We are a little less confident about the extent of easing into 2026 but see another 25 bp cut likely in December and then every quarter through next year. That would still leave the policy rate roughly in the middle of the neutral rate range estimated by the Norges Bank. In other words, the Norges Bank will be merely taking its foot of the brake, rather than pressing on the accelerator.
Figure 1: Revised Policy Rate Outlook
Source: Norges Bank Monetary Policy Report (MPR)
While still high, targeted (CPI-ATE) inflation is being boosted by stubborn services inflation, this partly offsetting ever softer goods and imported inflation, the latter coming in spite of the weak Krona backdrop that continues to influence Board thinking excessively. The hawkish line still being pursued by the Norges Bank still only helps bring inflation in its view back to target only 3 years hence, at least according to its updated MPR. As for this rate cut, which was apparently no formality, the Board may have been swayed by signs of a softer labor market in spite of a (justified) GDP upgrade given recent data) but where we doubt that there is much evidence to suggest an ensuing and clear reassessment of the still likely negative output gap.
Indeed, the economy (both real and nominal) has been strong so far this year. Admittedly the cumulative jump in GDP of around 1.8% does reflect a few volatile factors, namely swings in fisheries and power supply as well as easier fiscal policy. But the strength also comes alongside some signs of a possible stronger potential growth backdrop, this hinted at by both seemingly better productivity data and a further rise in activity, meaning that overall utilization may actually not be too far away from normal if not showing spare capacity.
Figure 2: Revised Spare Capacity Outlook
Source: Norges Bank Monetary Policy Report (MPR)
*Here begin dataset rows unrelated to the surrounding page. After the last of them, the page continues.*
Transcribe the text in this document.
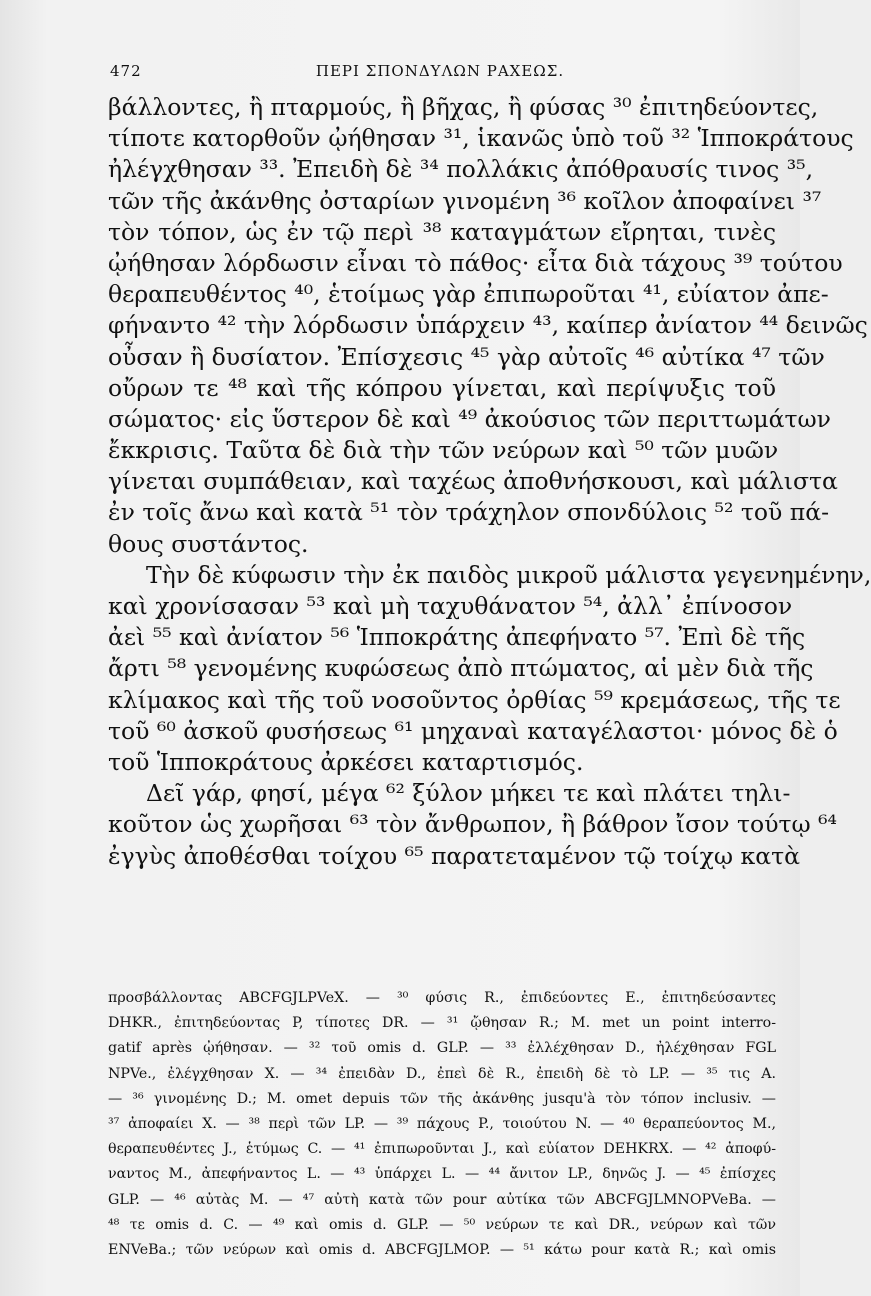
472	ΠΕΡΙ ΣΠΟΝΔΥΛΩΝ ΡΑΧΕΩΣ.
βάλλοντες, ἢ πταρμούς, ἢ βῆχας, ἢ φύσας ³⁰ ἐπιτηδεύοντες,
τίποτε κατορθοῦν ᾠήθησαν ³¹, ἱκανῶς ὑπὸ τοῦ ³² Ἱπποκράτους
ἠλέγχθησαν ³³. Ἐπειδὴ δὲ ³⁴ πολλάκις ἀπόθραυσίς τινος ³⁵,
τῶν τῆς ἀκάνθης ὀσταρίων γινομένη ³⁶ κοῖλον ἀποφαίνει ³⁷
τὸν τόπον, ὡς ἐν τῷ περὶ ³⁸ καταγμάτων εἴρηται, τινὲς
ᾠήθησαν λόρδωσιν εἶναι τὸ πάθος· εἶτα διὰ τάχους ³⁹ τούτου
θεραπευθέντος ⁴⁰, ἑτοίμως γὰρ ἐπιπωροῦται ⁴¹, εὐίατον ἀπε-
φήναντο ⁴² τὴν λόρδωσιν ὑπάρχειν ⁴³, καίπερ ἀνίατον ⁴⁴ δεινῶς
οὖσαν ἢ δυσίατον. Ἐπίσχεσις ⁴⁵ γὰρ αὐτοῖς ⁴⁶ αὐτίκα ⁴⁷ τῶν
οὔρων τε ⁴⁸ καὶ τῆς κόπρου γίνεται, καὶ περίψυξις τοῦ
σώματος· εἰς ὕστερον δὲ καὶ ⁴⁹ ἀκούσιος τῶν περιττωμάτων
ἔκκρισις. Ταῦτα δὲ διὰ τὴν τῶν νεύρων καὶ ⁵⁰ τῶν μυῶν
γίνεται συμπάθειαν, καὶ ταχέως ἀποθνήσκουσι, καὶ μάλιστα
ἐν τοῖς ἄνω καὶ κατὰ ⁵¹ τὸν τράχηλον σπονδύλοις ⁵² τοῦ πά-
θους συστάντος.
Τὴν δὲ κύφωσιν τὴν ἐκ παιδὸς μικροῦ μάλιστα γεγενημένην,
καὶ χρονίσασαν ⁵³ καὶ μὴ ταχυθάνατον ⁵⁴, ἀλλ᾽ ἐπίνοσον
ἀεὶ ⁵⁵ καὶ ἀνίατον ⁵⁶ Ἱπποκράτης ἀπεφήνατο ⁵⁷. Ἐπὶ δὲ τῆς
ἄρτι ⁵⁸ γενομένης κυφώσεως ἀπὸ πτώματος, αἱ μὲν διὰ τῆς
κλίμακος καὶ τῆς τοῦ νοσοῦντος ὀρθίας ⁵⁹ κρεμάσεως, τῆς τε
τοῦ ⁶⁰ ἀσκοῦ φυσήσεως ⁶¹ μηχαναὶ καταγέλαστοι· μόνος δὲ ὁ
τοῦ Ἱπποκράτους ἀρκέσει καταρτισμός.
Δεῖ γάρ, φησί, μέγα ⁶² ξύλον μήκει τε καὶ πλάτει τηλι-
κοῦτον ὡς χωρῆσαι ⁶³ τὸν ἄνθρωπον, ἢ βάθρον ἴσον τούτῳ ⁶⁴
ἐγγὺς ἀποθέσθαι τοίχου ⁶⁵ παρατεταμένον τῷ τοίχῳ κατὰ
προσβάλλοντας ABCFGJLPVeX. — ³⁰ φύσις R., ἐπιδεύοντες E., ἐπιτηδεύσαντες
DHKR., ἐπιτηδεύοντας P, τίποτες DR. — ³¹ ᾤθησαν R.; M. met un point interro-
gatif après ᾠήθησαν. — ³² τοῦ omis d. GLP. — ³³ ἐλλέχθησαν D., ἠλέχθησαν FGL
NPVe., ἐλέγχθησαν X. — ³⁴ ἐπειδὰν D., ἐπεὶ δὲ R., ἐπειδὴ δὲ τὸ LP. — ³⁵ τις A.
— ³⁶ γινομένης D.; M. omet depuis τῶν τῆς ἀκάνθης jusqu'à τὸν τόπον inclusiv. —
³⁷ ἀποφαίει X. — ³⁸ περὶ τῶν LP. — ³⁹ πάχους P., τοιούτου N. — ⁴⁰ θεραπεύοντος M.,
θεραπευθέντες J., ἑτύμως C. — ⁴¹ ἐπιπωροῦνται J., καὶ εὐίατον DEHKRX. — ⁴² ἀποφύ-
ναντος M., ἀπεφήναντος L. — ⁴³ ὑπάρχει L. — ⁴⁴ ἄνιτον LP., δηνῶς J. — ⁴⁵ ἐπίσχες
GLP. — ⁴⁶ αὐτὰς M. — ⁴⁷ αὐτὴ κατὰ τῶν pour αὐτίκα τῶν ABCFGJLMNOPVeBa. —
⁴⁸ τε omis d. C. — ⁴⁹ καὶ omis d. GLP. — ⁵⁰ νεύρων τε καὶ DR., νεύρων καὶ τῶν
ENVeBa.; τῶν νεύρων καὶ omis d. ABCFGJLMOP. — ⁵¹ κάτω pour κατὰ R.; καὶ omis
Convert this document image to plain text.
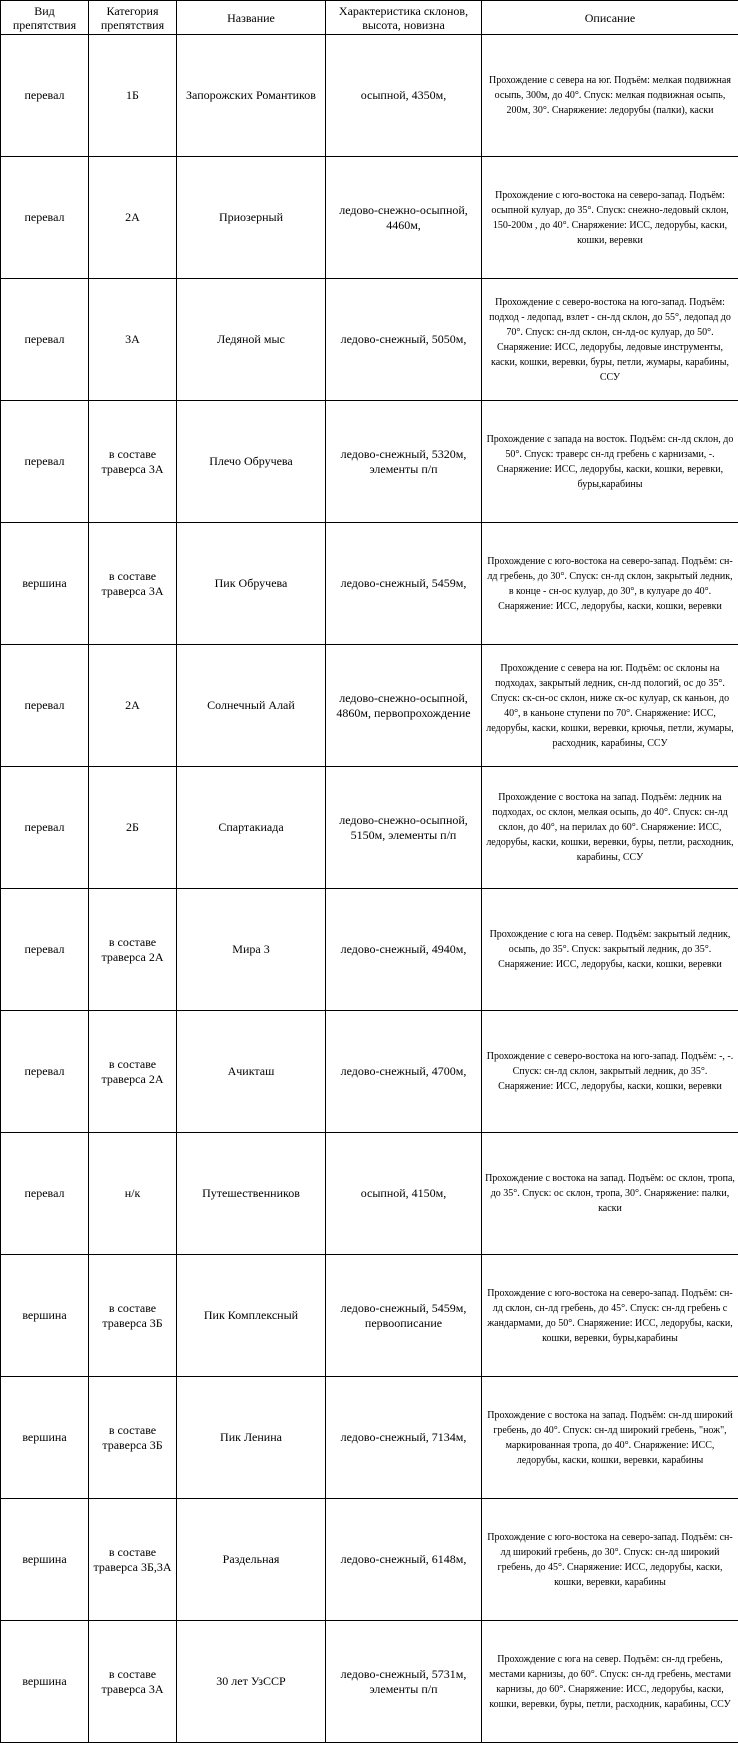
Вид препятствия	Категория препятствия	Название	Характеристика склонов, высота, новизна	Описание
перевал	1Б	Запорожских Романтиков	осыпной, 4350м,	Прохождение с севера на юг. Подъём: мелкая подвижная осыпь, 300м, до 40°. Спуск: мелкая подвижная осыпь, 200м, 30°. Снаряжение: ледорубы (палки), каски
перевал	2А	Приозерный	ледово-снежно-осыпной, 4460м,	Прохождение с юго-востока на северо-запад. Подъём: осыпной кулуар, до 35°. Спуск: снежно-ледовый склон, 150-200м , до 40°. Снаряжение: ИСС, ледорубы, каски, кошки, веревки
перевал	3А	Ледяной мыс	ледово-снежный, 5050м,	Прохождение с северо-востока на юго-запад. Подъём: подход - ледопад, взлет - сн-лд склон, до 55°, ледопад до 70°. Спуск: сн-лд склон, сн-лд-ос кулуар, до 50°. Снаряжение: ИСС, ледорубы, ледовые инструменты, каски, кошки, веревки, буры, петли, жумары, карабины, ССУ
перевал	в составе траверса 3А	Плечо Обручева	ледово-снежный, 5320м, элементы п/п	Прохождение с запада на восток. Подъём: сн-лд склон, до 50°. Спуск: траверс сн-лд гребень с карнизами, -. Снаряжение: ИСС, ледорубы, каски, кошки, веревки, буры,карабины
вершина	в составе траверса 3А	Пик Обручева	ледово-снежный, 5459м,	Прохождение с юго-востока на северо-запад. Подъём: сн-лд гребень, до 30°. Спуск: сн-лд склон, закрытый ледник, в конце - сн-ос кулуар, до 30°, в кулуаре до 40°. Снаряжение: ИСС, ледорубы, каски, кошки, веревки
перевал	2А	Солнечный Алай	ледово-снежно-осыпной, 4860м, первопрохождение	Прохождение с севера на юг. Подъём: ос склоны на подходах, закрытый ледник, сн-лд пологий, ос до 35°. Спуск: ск-сн-ос склон, ниже ск-ос кулуар, ск каньон, до 40°, в каньоне ступени по 70°. Снаряжение: ИСС, ледорубы, каски, кошки, веревки, крючья, петли, жумары, расходник, карабины, ССУ
перевал	2Б	Спартакиада	ледово-снежно-осыпной, 5150м, элементы п/п	Прохождение с востока на запад. Подъём: ледник на подходах, ос склон, мелкая осыпь, до 40°. Спуск: сн-лд склон, до 40°, на перилах до 60°. Снаряжение: ИСС, ледорубы, каски, кошки, веревки, буры, петли, расходник, карабины, ССУ
перевал	в составе траверса 2А	Мира 3	ледово-снежный, 4940м,	Прохождение с юга на север. Подъём: закрытый ледник, осыпь, до 35°. Спуск: закрытый ледник, до 35°. Снаряжение: ИСС, ледорубы, каски, кошки, веревки
перевал	в составе траверса 2А	Ачикташ	ледово-снежный, 4700м,	Прохождение с северо-востока на юго-запад. Подъём: -, -. Спуск: сн-лд склон, закрытый ледник, до 35°. Снаряжение: ИСС, ледорубы, каски, кошки, веревки
перевал	н/к	Путешественников	осыпной, 4150м,	Прохождение с востока на запад. Подъём: ос склон, тропа, до 35°. Спуск: ос склон, тропа, 30°. Снаряжение: палки, каски
вершина	в составе траверса 3Б	Пик Комплексный	ледово-снежный, 5459м, первоописание	Прохождение с юго-востока на северо-запад. Подъём: сн-лд склон, сн-лд гребень, до 45°. Спуск: сн-лд гребень с жандармами, до 50°. Снаряжение: ИСС, ледорубы, каски, кошки, веревки, буры,карабины
вершина	в составе траверса 3Б	Пик Ленина	ледово-снежный, 7134м,	Прохождение с востока на запад. Подъём: сн-лд широкий гребень, до 40°. Спуск: сн-лд широкий гребень, "нож", маркированная тропа, до 40°. Снаряжение: ИСС, ледорубы, каски, кошки, веревки, карабины
вершина	в составе траверса 3Б,3А	Раздельная	ледово-снежный, 6148м,	Прохождение с юго-востока на северо-запад. Подъём: сн-лд широкий гребень, до 30°. Спуск: сн-лд широкий гребень, до 45°. Снаряжение: ИСС, ледорубы, каски, кошки, веревки, карабины
вершина	в составе траверса 3А	30 лет УзССР	ледово-снежный, 5731м, элементы п/п	Прохождение с юга на север. Подъём: сн-лд гребень, местами карнизы, до 60°. Спуск: сн-лд гребень, местами карнизы, до 60°. Снаряжение: ИСС, ледорубы, каски, кошки, веревки, буры, петли, расходник, карабины, ССУ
Thus, as for inflation, we think that the Norges Bank is still being too cautious, even though we would not disagree materially with its upgraded 2.0% and 1.5% mainland GDP projections for the year and next. In fact, we would contend that an emerging and earlier output gap is partly responsible for the marked fall in inflation seen of late – admittedly unwinding the overshoot of the early part of 2025. Notably, although seemingly suggesting price persistence, August data shows that despite targeted inflation (CPI-ATE) staying at 3.1%, chiming with Norges Bank thinking, the details, CPIF and core inflation (ie the former ex food) are running at rates more consistent with the 2% target on an adjusted and smoothed m/m basis.